Silence. She rubbed the Chesterfield stub out in the glass ashtray next to the bed.

He asked it in a cautious way, almost as though he were afraid of the answer.

“What are your immediate plans, Miranda?”

She grinned, skin stretched, gash on her cheek stinging. Imagined the look on her attorney's face.

“I'm going to drop in on Dr. Hugh Parkinson.”

*   *   *

She pushed her way through the two center doors at 450 Sutter, glancing up at the ornate gold canopy. Timothy Pflueger's Mayan fever dream, completed the year the stock market crashed. She remembered walking by it a couple of years later, grizzled men with unshaven chins crouched against one of the shiny, patterned columns, empty eyes on the gold, staring. Wishing they could flake some of it off.

Parkinson evidently made money or was born with enough to make it last. Offices in a twenty-six-story Harley Street address, outclassing the old Romanesque Medico-Dental Building over on 490 Post like Hillsborough over Burlingame. The rich didn't migrate much, but they wanted their dentists to move with them.

Miranda limped toward the elevator, ankle held up by bulky wrapping, fried egg, sausage, hotcakes, and coffee from the St. Francis warming her belly. Rain over, skies fog-blind again.

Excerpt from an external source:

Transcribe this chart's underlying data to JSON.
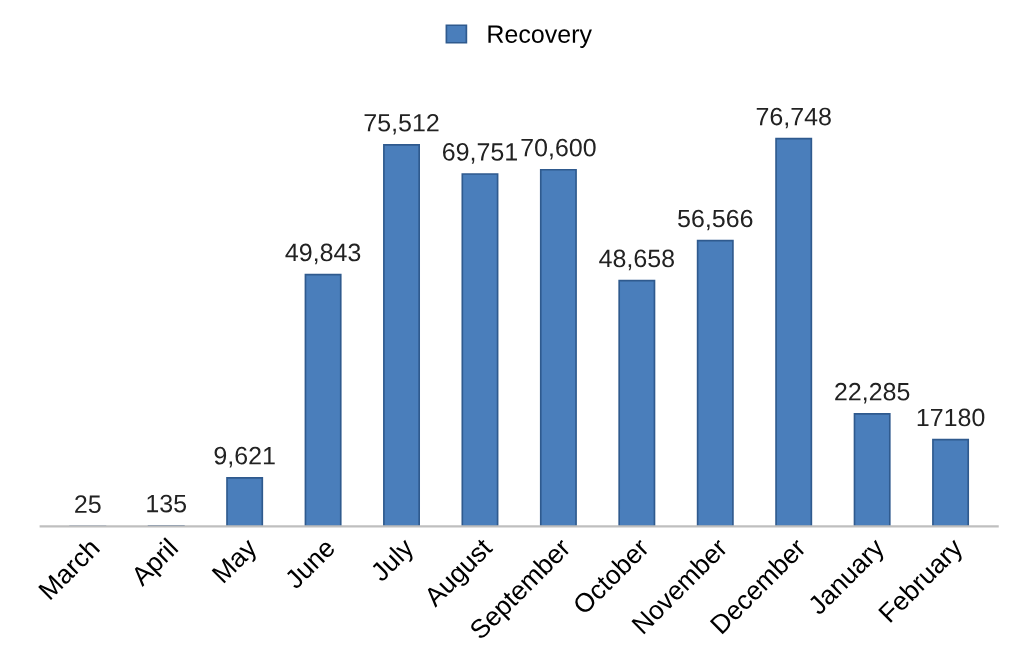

She was wearing a plain black dress, the kind approved for the courtroom, a small flat hat with a veil, and the lowest heels she could find. Small clutch purse, black leather, gold trim. Empty except for her pocketbook,
Chadwick's Street Guide,
a new pack of Chesterfields, and the Ronson Majorette.

Thin elevator operator with slicked-down hair and acne pushed number eight, hugging the wall. Well-dressed businessman in a double-suited serge coat with a navy fedora got in, out again on five. Probably ulcers.

Elevator lurched in time with her stomach. She stepped out on eight, operator sneezing when the door closed.

She walked into the outer office of Dr. Hugh R. Parkinson, D.D.S., suite number 872.

Clean and white. Just what she expected. And open for Memorial Day.

*   *   *

The receptionist was a young woman with mousy brown hair and glasses who kept her desk relentlessly tidy. Even the circled dates on the desk calendar were the same goddamn size.

She peered at Miranda, found nothing to object to on the surface. Long fingernails, clearly her pride and joy, painted a very pale pink.

Twenty-three or -four. Probably still a virgin, hoping the boss would be the One.

“May I help you?”

“I'd like to see Dr. Parkinson.”

Confident voice belied her looks. “I'm sorry, Miss, but that is impossible without a prior appointment. Dr. Parkinson's calendar is constantly full.”

Miranda smiled, shifted her weight. Goddamn ankle, needles all the way up her leg.

“But I do have an appointment.”

The young woman looked confused, tapered nails brushing elegantly through the open book. “But—but Miss, there is no one listed for one thirty. We don't schedule on the half hour.”

Miranda leaned against the hard rim of the desk edge. Stared down at her.

“It's a personal appointment. Tell him Miranda Corbie is here to see him. And add my regards to Dr. Gosney.”

The receptionist's eyes grew bigger behind the thick glasses, and she stood up, modeling last year's dress, Emporium special. Ignored the sliding door that probably led to one of the examination rooms. Walked instead toward the far right, rapped her knuckles above a gold knob, and walked in.